Masih tidak bisa hilang dari ingatan saya bagaimana sebuah web yang dikunjungi hampir semua
kelas dua belas pada waktu itu menyebutkan saya untuk meneruskan perjuangan di Fakultas Peternakan
Universitas Padjadjaran (Unpad). Suatu hal yang jauh sekali dari kebiasaan saya sehari-hari. Bahkan
sampai sekarang teman-teman dan guru saya masih tidak percaya bila saya melanjutkan perjuangan di
Fakultas Peternakan Unpad. Pasalnya saya yang pernah menjabat sebagai sebuah klub IT ketika di sekolah
dan dikenal sebagai IT-ers di sekolah menjadi sebuah penggembala yang sehari-hari bergelut dengan
hewan ternak. Ketika dibilang seperti itu saya hanya menjawab,”Niat saya mau membuat industri
peternakan berbasis teknologi bu hehehe”. Tapi saya sangat bersyukur Karena diberi kesempatan untuk
mengali ilmu yang akan menjadi ilmu yang akan saya geluti kedepannya di Fakultas Peternakan Unpad.
Alhamdulillah saya diterima melalui jalur SNMPTN 2016. Memang sempat kecewa Karena tidak bisa
berjuang melalui SBMPTN, padahal waktu itu saya memang sudah meniatkan untuk berjuang di SBMPTN
2016, tapi apa boleh buat Allah sudah memberikan hasil yang terbaik. Alhamdulillah!

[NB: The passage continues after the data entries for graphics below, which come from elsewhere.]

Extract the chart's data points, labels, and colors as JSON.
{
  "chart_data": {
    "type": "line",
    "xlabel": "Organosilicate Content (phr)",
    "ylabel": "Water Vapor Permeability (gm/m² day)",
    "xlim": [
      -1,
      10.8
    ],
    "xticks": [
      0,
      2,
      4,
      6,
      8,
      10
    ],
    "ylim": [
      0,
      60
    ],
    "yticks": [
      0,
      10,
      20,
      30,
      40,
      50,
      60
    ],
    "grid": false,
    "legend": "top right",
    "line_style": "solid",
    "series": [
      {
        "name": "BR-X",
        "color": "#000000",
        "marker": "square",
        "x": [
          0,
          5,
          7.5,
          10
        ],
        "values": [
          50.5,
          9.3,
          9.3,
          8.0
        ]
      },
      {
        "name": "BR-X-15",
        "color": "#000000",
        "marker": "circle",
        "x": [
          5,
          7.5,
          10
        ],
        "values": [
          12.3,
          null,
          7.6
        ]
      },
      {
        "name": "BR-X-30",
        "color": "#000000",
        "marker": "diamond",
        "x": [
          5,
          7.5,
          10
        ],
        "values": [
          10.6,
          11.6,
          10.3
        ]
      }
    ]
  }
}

Lantas apa yang mendasari saya memilih Fakultas Peternakan? Semua berawal ketika saya
mendaftar beasiswa di salah satu kampus bisnis swasta di Jakarta. Karena menjadi pengusaha sukses
adalah salah satu target dalam hidup saya. Ketika itu ada beberapa persyaratan yang diantarnya adalah
mewawancarai para pengusaha yang menurut kita sukses. Dengan keadaan masih di dalam sekolah saya
pun meminta izin kepada wali kelas saya untuk tidak mengikuti kelas di hari itu. Karena batas akhir
pengumpulan semakin dekat dan masih ada beberapa pengusaha lagi yang belum saya wawancara. Ketika
izin, yang saya dapatkan bukanlah sebuah izin dan dukungan untuk mendapatkan beasiswa itu, tetapi
malah saya diceramahi habis-habisan untuk tidak masuk ke kampus tersebut. Karena memang kampus
tersebut bukanlah kampus formal, jenjangnya pun hanya setara dengan D1 yang masa studinya hanya
setahun. Tapi keyakinan saya mengatakan bahwa kampus tersebut akan meluruskan jalan saya untuk
menjadi pengusaha sukses. Tapi pemikiran dari wali kelas saya berbeda, beliau malah tidak mengizinkan
saya berkuliah disana, sampai suatu waktu saya ditanya bisnis apa yang memang akan saya geluti. Dan
salah satu dari bisnis plan saya adalah berbisnis ayam broiler. Lagi-lagi saya mendapatkan sebuah ceramah
yang sangat panjang. Dan Karena kesal dengan ceramah itu, Akhirnya saya bertekad untuk masuk ke
Fakultas Peternakan Unpad. Itu adalah awal dari alasan saya memilih Fakultas Peternakan ini. Tapi melihat
alumni-alumni Fakultas Peternakan ketika Penerimaan Mahasiswa Baru membuat saya semakin mantap
dengan pilihan yang saya pilih. Ketika orang lain berkuliah bertujuan untuk bekerja, di fakultas Peternakan
kita selalu diingatkan bahwa kuliah tidak melulu untuk kerja. Jika kita bisa membuat peternakan dengan
skala Industri dan bisa membuka lapangan pekerjaan untuk orang banyak, mengapa harus cari pekerjaan?
Dari sini saya mengetahui betapa mirisnya para peternak di Indonesia. Ketika kita semua mengetahui
bahwa Indonesia masih menyuplai daging dari negeri tetangga, ada beberapa mahasiswa peternakan yang
malah memilih bekerja di Bank. Padahal mereka adalah harapan dari sector peternakan, mengapa tidak
bangga dengan peternakan yang dibutuhkan hampir semua orang?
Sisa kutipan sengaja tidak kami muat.